需要と供給のバランスがあっていないのだ。とりあえず、今はファドリシアで比較的安定して手に入る芋を使った勇者レシピを双子に再現させている。これには大霊廟の資料群から芋料理大国ドイツのレシピが発見され事で大きく進んでいるのだ。なんせドイツの古いことわざには『ジャガイモでフルコースが出来なければ嫁にはいけない』というのがあるほどだ。スゲーぜドイツ!

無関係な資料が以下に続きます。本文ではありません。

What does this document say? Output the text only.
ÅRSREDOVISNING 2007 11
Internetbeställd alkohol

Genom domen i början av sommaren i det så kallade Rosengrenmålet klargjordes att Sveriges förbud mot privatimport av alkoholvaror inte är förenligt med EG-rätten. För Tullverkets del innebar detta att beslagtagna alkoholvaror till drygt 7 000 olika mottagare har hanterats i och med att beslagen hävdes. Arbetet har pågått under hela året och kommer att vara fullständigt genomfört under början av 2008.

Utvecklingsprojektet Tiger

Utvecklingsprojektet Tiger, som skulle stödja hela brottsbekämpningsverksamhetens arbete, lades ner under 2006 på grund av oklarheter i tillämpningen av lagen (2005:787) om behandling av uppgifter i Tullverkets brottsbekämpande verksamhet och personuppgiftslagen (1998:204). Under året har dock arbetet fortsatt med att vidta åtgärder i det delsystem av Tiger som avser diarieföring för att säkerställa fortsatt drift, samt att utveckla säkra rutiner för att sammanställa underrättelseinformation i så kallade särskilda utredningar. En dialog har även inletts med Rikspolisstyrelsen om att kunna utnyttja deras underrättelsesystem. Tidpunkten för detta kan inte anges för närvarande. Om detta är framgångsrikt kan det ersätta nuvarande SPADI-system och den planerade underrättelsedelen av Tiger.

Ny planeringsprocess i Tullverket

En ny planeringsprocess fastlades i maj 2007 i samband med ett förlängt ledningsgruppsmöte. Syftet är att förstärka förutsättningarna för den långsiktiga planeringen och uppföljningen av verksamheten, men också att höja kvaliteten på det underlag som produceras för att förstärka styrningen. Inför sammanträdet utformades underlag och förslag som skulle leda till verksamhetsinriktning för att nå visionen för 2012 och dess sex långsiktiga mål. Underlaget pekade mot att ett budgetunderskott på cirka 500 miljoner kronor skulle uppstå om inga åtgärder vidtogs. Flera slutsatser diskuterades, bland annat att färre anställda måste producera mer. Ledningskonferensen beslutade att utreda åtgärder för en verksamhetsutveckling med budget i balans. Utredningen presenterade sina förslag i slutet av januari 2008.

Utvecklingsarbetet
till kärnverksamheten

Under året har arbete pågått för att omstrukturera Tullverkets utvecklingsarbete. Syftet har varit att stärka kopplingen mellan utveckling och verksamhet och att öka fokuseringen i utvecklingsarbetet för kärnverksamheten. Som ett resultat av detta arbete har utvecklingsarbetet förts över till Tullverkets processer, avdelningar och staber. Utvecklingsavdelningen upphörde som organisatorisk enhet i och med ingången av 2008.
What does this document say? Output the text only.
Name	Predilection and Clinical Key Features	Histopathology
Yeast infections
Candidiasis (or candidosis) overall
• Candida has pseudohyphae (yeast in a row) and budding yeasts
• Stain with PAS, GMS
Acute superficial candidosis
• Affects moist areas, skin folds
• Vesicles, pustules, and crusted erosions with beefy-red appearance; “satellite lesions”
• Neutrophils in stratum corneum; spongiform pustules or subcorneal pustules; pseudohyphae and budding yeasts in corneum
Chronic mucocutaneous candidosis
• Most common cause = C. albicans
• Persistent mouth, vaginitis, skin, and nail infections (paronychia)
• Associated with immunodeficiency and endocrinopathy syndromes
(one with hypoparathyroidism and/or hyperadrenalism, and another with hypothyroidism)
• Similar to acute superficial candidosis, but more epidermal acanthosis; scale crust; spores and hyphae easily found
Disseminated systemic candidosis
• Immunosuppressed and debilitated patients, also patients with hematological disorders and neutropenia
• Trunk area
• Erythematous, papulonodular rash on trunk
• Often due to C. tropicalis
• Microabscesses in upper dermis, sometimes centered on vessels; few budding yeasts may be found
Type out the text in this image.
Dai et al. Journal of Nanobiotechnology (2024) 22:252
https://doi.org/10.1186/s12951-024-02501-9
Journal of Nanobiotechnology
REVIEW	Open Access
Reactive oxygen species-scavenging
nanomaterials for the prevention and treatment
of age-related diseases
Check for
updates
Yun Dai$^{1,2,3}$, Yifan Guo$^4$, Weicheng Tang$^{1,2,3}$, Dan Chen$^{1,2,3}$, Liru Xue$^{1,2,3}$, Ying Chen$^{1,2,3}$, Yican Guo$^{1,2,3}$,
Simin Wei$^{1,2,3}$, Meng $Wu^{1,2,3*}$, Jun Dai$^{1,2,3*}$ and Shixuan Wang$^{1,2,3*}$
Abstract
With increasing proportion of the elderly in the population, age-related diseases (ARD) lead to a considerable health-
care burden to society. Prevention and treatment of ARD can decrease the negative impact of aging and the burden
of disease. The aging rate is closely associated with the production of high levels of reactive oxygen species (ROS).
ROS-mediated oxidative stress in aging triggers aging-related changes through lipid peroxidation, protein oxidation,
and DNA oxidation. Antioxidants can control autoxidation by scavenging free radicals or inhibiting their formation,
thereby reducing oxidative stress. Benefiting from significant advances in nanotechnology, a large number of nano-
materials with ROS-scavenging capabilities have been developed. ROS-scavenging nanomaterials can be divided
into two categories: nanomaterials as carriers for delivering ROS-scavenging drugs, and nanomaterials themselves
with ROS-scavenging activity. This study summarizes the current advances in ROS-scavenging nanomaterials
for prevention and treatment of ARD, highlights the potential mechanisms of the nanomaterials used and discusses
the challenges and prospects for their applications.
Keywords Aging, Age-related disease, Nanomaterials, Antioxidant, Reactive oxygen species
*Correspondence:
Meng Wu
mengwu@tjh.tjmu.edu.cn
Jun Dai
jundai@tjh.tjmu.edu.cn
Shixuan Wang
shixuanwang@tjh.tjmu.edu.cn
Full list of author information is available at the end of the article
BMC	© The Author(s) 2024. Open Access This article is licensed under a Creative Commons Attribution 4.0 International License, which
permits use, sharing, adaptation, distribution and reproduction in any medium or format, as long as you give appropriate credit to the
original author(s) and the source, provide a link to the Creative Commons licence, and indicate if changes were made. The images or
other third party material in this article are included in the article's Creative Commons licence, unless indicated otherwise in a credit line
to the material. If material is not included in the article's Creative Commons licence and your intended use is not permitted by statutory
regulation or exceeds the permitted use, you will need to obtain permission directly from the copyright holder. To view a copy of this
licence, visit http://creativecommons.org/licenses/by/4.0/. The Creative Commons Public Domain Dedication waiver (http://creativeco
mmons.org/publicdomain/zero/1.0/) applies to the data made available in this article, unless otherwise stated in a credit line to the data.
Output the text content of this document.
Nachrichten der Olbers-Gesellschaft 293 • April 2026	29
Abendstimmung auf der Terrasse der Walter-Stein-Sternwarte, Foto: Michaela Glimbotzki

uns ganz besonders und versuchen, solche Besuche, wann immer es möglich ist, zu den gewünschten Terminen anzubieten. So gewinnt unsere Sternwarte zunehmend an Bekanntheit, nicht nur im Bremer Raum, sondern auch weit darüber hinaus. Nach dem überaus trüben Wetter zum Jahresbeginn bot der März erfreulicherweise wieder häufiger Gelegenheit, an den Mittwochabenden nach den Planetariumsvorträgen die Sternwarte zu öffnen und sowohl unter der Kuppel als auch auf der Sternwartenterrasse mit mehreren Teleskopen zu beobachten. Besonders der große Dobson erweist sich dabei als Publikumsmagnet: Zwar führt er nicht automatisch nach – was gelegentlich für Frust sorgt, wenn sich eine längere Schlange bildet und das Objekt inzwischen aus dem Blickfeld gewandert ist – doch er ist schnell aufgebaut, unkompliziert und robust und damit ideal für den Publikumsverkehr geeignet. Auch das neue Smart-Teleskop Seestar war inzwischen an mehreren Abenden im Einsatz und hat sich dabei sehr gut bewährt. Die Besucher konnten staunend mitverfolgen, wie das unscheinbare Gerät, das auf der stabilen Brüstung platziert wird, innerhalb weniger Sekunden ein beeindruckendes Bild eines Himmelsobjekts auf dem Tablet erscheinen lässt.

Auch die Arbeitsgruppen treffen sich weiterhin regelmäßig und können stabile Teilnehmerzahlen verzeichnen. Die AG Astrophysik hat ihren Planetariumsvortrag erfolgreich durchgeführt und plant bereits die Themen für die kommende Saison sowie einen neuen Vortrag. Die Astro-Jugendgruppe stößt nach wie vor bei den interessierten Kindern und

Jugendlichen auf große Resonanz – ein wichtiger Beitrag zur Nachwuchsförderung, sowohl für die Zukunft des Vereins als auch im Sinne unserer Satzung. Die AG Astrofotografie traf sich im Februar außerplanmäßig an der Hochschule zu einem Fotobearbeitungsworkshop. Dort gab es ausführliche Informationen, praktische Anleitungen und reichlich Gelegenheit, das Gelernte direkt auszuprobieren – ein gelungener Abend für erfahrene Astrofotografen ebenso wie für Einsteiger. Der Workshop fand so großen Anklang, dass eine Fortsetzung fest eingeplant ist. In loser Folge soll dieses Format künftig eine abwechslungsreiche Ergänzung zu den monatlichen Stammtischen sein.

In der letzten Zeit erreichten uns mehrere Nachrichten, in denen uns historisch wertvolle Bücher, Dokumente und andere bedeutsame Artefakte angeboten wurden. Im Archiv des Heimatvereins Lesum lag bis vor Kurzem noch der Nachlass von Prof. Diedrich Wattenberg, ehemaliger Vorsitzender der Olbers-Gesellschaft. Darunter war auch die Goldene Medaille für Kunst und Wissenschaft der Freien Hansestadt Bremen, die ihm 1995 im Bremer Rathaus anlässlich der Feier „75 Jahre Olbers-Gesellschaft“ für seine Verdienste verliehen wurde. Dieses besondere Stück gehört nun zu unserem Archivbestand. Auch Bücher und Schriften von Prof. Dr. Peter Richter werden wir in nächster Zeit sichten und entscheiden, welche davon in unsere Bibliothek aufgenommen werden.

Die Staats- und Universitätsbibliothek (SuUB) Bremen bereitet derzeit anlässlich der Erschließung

とはいえ限界はある。この問題を一気に解決するポテンシャルを【名もなき山】の周辺は秘めている。
「そんな! ソルティアが黙ってません!」
「ファドリシアがやればね。勇者の仕事としてはどうだろう? 呪われた土地を勇者が鎮めた。災いを封じるため勇者が治めることにした。としたら?」
ソルティアとしては後ろめたければ後ろめたいほど、それはそれで動きづらいだろう。なんせ今まで世界中、全ての人々を騙して来た事がバレる。権威の失墜は宗教的には一番恐れる事だろう。
「……お手伝いします。いいですよね?義雄様」
エイブルが微笑む。その笑顔はイタズラに加担する子供のように見える。
「ふっ、お主もワルよのう」
「義雄様ほどではございません」
で、エイブルには言わなかった三つ目の目的。
俺がこの世界への潜入した際に与えられた任務の一つ。消息不明の管理者ーーこの世界のもう一柱の神。その手がかりに一番近いと考えられる場所【名もなき山】の捜索だ。なんせソルティア的にヤバイものを埋めるとしたらこれ以上の好立地はないものな。ソルティア事故物件調べちゃる(笑)
そんな感じで、避けては通れない道が、名もなき山へと続いているのだ。神の爺さんの依頼を遂行するための第一歩というわけだ。